I have written a code that forms the image of an input image at some distance z. All the parameters I have used (pixel size, no. of pixels, z, etc.) are mentioned later in the question. The objective of the program is simulate magnification in an optical system using Fresnel propagation under spherical wave illumination give as:
$$u_{inp}=\exp(i\beta{(x^2+y^2)})$$
with varying curvatures $(\beta)$. The final image that I am getting is too distorted. If I adjust some parameters, I can no longer magnify the image. What is it that I am not implementing correctly. I have already tried simulating this magnification process using a 4F system and I didn't encounter such problem.
To keep things simple, I have started with an image of a line on a plain background.
This particular case of the output image is for:
$p=1\mu m$
$N_{pixels}= 200$
$\lambda=700 nm$
and this is the closest I've got where the output image at least resembles what I am doing, (except for $z=0$ or $\beta = 0$ which is just $M_{magnification}=1$)
and here's the code:
import numpy as np
from numpy.fft import fftshift, ifftshift, fft2, ifft2
import matplotlib.pyplot as plt
import cv2
def fresnel_magnification(img, p, N, ld, b, z):
# pixel dimensions
dx, dy = p, p
# Spatial dimensions
Lx, Ly = N * dx, N * dy
# Image Grid
m, n = np.meshgrid(np.arange(-N / 2, N / 2), np.arange(-N / 2, N / 2))
x, y = m * dx, n * dy
# Frequency Grid (Fixed)
fx, fy = np.arange(-N / 2, N / 2) / Lx, np.arange(-N / 2, N / 2) / Ly
fx, fy = np.meshgrid(fx, fy)
# Wavelength and Propagation Constant
k = 2 * np.pi / ld
# Image Loading
g1 = cv2.resize(img, (N, N))
# Beta factor adjustment
b = b * 1e+10
# Applying Illumination function
u_inp = np.exp(1j * b * (x ** 2 + y ** 2))
# u_inp /= np.max(u_inp)
g1 = u_inp * g1
# ASM Propagation: g1 to g2
alpha = np.sqrt(k ** 2 - 4 * np.pi ** 2 * (fx ** 2 + fy ** 2) + 0j)

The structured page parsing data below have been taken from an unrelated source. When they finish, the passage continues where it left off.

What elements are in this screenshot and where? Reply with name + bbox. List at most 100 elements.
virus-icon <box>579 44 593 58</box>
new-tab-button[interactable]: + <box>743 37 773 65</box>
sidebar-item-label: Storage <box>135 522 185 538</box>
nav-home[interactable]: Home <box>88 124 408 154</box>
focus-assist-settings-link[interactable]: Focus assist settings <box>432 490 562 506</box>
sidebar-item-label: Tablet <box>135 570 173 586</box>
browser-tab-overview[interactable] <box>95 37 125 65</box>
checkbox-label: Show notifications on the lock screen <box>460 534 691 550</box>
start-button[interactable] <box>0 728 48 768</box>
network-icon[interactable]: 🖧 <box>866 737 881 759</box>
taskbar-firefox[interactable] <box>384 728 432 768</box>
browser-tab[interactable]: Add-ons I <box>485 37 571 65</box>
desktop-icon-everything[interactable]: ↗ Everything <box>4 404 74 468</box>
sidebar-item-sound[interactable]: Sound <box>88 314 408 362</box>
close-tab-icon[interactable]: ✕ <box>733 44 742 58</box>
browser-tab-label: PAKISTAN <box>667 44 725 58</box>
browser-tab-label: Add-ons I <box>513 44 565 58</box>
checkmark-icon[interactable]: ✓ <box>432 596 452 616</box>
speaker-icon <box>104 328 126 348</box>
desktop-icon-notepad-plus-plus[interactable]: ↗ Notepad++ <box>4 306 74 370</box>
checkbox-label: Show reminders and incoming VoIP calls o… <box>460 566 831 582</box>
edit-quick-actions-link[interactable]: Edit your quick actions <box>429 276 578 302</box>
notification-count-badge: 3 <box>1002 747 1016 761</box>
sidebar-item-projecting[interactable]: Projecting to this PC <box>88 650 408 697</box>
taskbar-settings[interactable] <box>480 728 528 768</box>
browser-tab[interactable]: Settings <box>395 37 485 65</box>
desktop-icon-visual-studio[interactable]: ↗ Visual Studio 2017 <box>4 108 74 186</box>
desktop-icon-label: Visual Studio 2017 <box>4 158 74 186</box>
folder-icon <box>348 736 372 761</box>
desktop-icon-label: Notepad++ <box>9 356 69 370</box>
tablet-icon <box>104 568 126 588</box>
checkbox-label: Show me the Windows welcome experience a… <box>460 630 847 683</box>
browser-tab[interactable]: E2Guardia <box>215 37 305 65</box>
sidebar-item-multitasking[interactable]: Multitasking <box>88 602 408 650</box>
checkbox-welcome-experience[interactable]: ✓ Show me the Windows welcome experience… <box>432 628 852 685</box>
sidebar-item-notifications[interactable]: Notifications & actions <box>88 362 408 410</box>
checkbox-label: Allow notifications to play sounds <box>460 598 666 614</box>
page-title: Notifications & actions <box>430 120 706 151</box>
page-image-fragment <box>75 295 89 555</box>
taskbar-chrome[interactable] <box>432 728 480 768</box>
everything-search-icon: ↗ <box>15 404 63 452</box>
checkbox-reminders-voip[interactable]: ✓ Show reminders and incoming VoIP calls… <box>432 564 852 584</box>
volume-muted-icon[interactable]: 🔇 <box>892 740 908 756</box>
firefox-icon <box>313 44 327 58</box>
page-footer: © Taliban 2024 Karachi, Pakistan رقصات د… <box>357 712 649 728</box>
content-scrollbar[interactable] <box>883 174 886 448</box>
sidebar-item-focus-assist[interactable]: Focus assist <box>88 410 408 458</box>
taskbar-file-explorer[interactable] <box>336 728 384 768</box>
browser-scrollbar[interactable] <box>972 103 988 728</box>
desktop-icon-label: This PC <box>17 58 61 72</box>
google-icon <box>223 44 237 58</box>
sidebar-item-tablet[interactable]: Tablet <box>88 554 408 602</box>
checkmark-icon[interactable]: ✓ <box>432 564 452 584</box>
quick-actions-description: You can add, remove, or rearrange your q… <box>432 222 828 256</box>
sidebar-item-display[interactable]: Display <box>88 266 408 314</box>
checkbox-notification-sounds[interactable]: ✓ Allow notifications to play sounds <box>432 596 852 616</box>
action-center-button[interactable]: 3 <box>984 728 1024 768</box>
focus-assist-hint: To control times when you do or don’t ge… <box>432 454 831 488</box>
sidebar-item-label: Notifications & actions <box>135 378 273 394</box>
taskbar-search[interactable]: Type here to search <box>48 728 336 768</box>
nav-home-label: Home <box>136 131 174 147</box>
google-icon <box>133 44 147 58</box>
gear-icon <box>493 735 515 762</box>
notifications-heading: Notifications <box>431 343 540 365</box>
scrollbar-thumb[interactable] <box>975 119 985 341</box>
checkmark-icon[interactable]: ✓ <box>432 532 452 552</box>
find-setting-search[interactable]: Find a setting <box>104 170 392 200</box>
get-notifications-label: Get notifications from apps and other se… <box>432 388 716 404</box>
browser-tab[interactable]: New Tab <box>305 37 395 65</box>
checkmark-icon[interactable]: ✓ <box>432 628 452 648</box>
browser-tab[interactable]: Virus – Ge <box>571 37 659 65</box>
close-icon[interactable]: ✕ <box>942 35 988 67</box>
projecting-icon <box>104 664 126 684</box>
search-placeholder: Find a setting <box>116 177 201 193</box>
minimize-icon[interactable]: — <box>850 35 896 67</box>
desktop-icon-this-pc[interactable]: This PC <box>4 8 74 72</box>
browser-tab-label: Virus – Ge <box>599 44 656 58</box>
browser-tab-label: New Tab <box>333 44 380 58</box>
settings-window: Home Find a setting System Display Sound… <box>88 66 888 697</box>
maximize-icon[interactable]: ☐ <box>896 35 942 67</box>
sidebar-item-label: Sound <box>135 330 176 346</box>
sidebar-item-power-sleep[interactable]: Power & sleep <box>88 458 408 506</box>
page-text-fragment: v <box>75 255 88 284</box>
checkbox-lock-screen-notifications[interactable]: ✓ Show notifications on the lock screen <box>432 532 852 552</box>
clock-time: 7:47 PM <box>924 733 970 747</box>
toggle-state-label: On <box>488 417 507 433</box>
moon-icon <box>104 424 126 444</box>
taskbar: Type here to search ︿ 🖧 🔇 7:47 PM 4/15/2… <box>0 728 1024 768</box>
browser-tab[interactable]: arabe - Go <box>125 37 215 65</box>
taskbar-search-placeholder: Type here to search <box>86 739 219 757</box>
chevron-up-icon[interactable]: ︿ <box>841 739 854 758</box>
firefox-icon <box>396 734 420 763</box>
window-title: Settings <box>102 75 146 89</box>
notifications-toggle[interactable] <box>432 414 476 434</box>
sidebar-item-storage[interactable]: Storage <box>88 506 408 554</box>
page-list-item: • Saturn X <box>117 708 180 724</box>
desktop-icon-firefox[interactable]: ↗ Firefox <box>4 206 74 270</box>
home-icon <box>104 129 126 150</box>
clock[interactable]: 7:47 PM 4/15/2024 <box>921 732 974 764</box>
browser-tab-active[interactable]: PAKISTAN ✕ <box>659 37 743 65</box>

G1 = fftshift(fft2(ifftshift(g1)))
H = np.exp(1j * alpha * z)
G2 = G1 * H
g2 = fftshift(ifft2(ifftshift(G2)))
plt.figure(figsize=(10, 6))
plt.subplot(1, 2, 1)
plt.imshow(np.abs(g1), cmap='gray')
plt.subplot(1, 2, 2)
plt.imshow(np.abs(g2), cmap='gray')
plt.show()
return np.abs(g2)
fresnel_magnification(cv2.imread('test3.jpg', 0), 1e-6, 200, 700e-9, 1., 1e-5)
Can someone please tell me the algorithm to carry out this operation. I don't want the code, just the algorithm would be fine. But if what I am doing is already correct, except a few changes, please suggest me those.